Carmine Sorrentino – intervista

Con Carmine Sorrentino inauguriamo la nostra rubrica di interviste all’autore.

Lo ringraziamo per la sua disponibilità. Cogliamo l’occasione anche per ringraziare l’Agenzia Letteraria Edelweiss, che ci ha messi in contatto.

Per chi se la fosse persa, qui c’è la nostra recensione al suo libro La sabbia di Léman, Bordeaux Edizioni.

intervista a Carmine Sorrentino

D: C’è un messaggio nel tuo libro in particolare che vorresti che arrivasse al lettore?

R: Sì, c’è un messaggio in particolare che vorrei che arrivasse al lettore ed è il seguente: il perdurare di un dolore, per quanto profondo e sentito, è l’unica cosa davvero contro natura per ogni essere umano. Il dolore, come ogni altro stato, ha un suo ciclo che ne prevede l’ineluttabile fine. Spesso, ci si ancora ad esso solo perché il vuoto che può seguire la sua fine fa molta più paura. È un vuoto che si percepisce come una passeggiata in uno spazio senza riferimenti, una camminata nel deserto. Il vuoto non è mai complice. Non è mai duro. Non è mai tenero.

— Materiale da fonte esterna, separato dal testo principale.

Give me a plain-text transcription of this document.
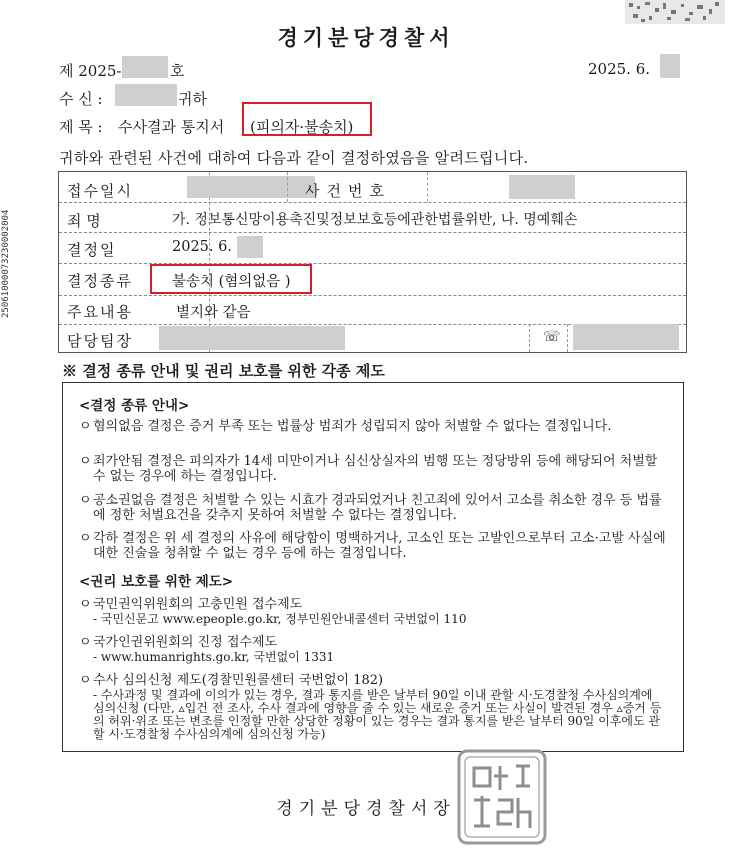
25061000073230002004
경기분당경찰서
제 2025-	호	2025. 6.
수 신 :	귀하
제 목 : 수사결과 통지서 (피의자·불송치)
귀하와 관련된 사건에 대하여 다음과 같이 결정하였음을 알려드립니다.
접수일시	사건번호
죄 명	가. 정보통신망이용촉진및정보보호등에관한법률위반, 나. 명예훼손
결정일	2025. 6.
결정종류	불송치 (혐의없음 )
주요내용	별지와 같음
담당팀장	☏
※ 결정 종류 안내 및 권리 보호를 위한 각종 제도
<결정 종류 안내>
ㅇ 혐의없음 결정은 증거 부족 또는 법률상 범죄가 성립되지 않아 처벌할 수 없다는 결정입니다.
ㅇ 죄가안됨 결정은 피의자가 14세 미만이거나 심신상실자의 범행 또는 정당방위 등에 해당되어 처벌할 수 없는 경우에 하는 결정입니다.
ㅇ 공소권없음 결정은 처벌할 수 있는 시효가 경과되었거나 친고죄에 있어서 고소를 취소한 경우 등 법률에 정한 처벌요건을 갖추지 못하여 처벌할 수 없다는 결정입니다.
ㅇ 각하 결정은 위 세 결정의 사유에 해당함이 명백하거나, 고소인 또는 고발인으로부터 고소·고발 사실에 대한 진술을 청취할 수 없는 경우 등에 하는 결정입니다.
<권리 보호를 위한 제도>
ㅇ 국민권익위원회의 고충민원 접수제도
- 국민신문고 www.epeople.go.kr, 정부민원안내콜센터 국번없이 110
ㅇ 국가인권위원회의 진정 접수제도
- www.humanrights.go.kr, 국번없이 1331
ㅇ 수사 심의신청 제도(경찰민원콜센터 국번없이 182)
- 수사과정 및 결과에 이의가 있는 경우, 결과 통지를 받은 날부터 90일 이내 관할 시·도경찰청 수사심의계에 심의신청 (다만, ▵입건 전 조사, 수사 결과에 영향을 줄 수 있는 새로운 증거 또는 사실이 발견된 경우 ▵증거 등의 허위·위조 또는 변조를 인정할 만한 상당한 정황이 있는 경우는 결과 통지를 받은 날부터 90일 이후에도 관할 시·도경찰청 수사심의계에 심의신청 가능)
경기분당경찰서장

Il vuoto è uno specchio, mentre il dolore una condizione.

D: Nel tuo libro hai descritto città e ambienti molto diversi tra di loro, per te che cosa significano Roma, Losanna e il deserto?

R: Nel romanzo Roma è la città d’origine di uno dei protagonisti, Carlo, e allo stesso tempo la “scena ideale” che lo spingerà ad agire in maniera estrema, cioè ad abbandonarla per sempre. Losanna è il luogo di una scelta e di una felice storia d’amore con un tragico epilogo. Il deserto, infine, è il luogo di una possibile alchimia, della trasformazione interiore di Carlo. Per me, invece, Roma è la città che ho scelto per mettere radici, il luogo che mi ha fatto sperimentare le mie scelte di vita e che mi ha visto crescere e maturare. Losanna, una gradevole realtà, una città dove torno spesso perché vivono amici cari e di vecchia data. Il deserto è il mio luogo d’elezione, il luogo dove, ogni volta che ci torno, sento che la mia anima si apre per connettersi, senza resistenze, con la terra e con il cielo. Vorrei prossimamente fare un’immersione di una settimana nel deserto marocchino, “navigando” a vista solo tra le sue dune.

D: Tra tutte le storie che hai inserito nel romanzo, qual è quella che senti di più, quella che quando la leggi, ancora adesso, ti vien da dire “è proprio bella, sono stato proprio bravo!”?

R: In verità, ci sono tante piccole storie che mi piacciono come, per esempio, l’apologo della carpa e della capra, ma forse quella che trovo avvincente e nel contempo poetica è il percorso sulle montagne russe di Sebastien con il vecchio nonno ebreo. In quella storia racconto un rito di passaggio, un’iniziazione a tutti gli effetti.

D: Il commento che ti è piaciuto di più al tuo libro e perché? Può essere anche negativo.

R: Devo dire che finora ho molto apprezzato (e ringrazio chi ha voluto dedicarmi spazio) le varie letture critiche che sono uscite, ma mi è rimasto nel cuore la frase di una recensione, quella di Roberto Di Pietro: “Carmine Sorrentino è un uomo di teatro e di arte, usa le parole come colori, le umanizza al limite del gesto”.

D: C’è qualcosa che ci vorresti dire che non ti abbiamo chiesto?

R: No, non mi viene in mente niente.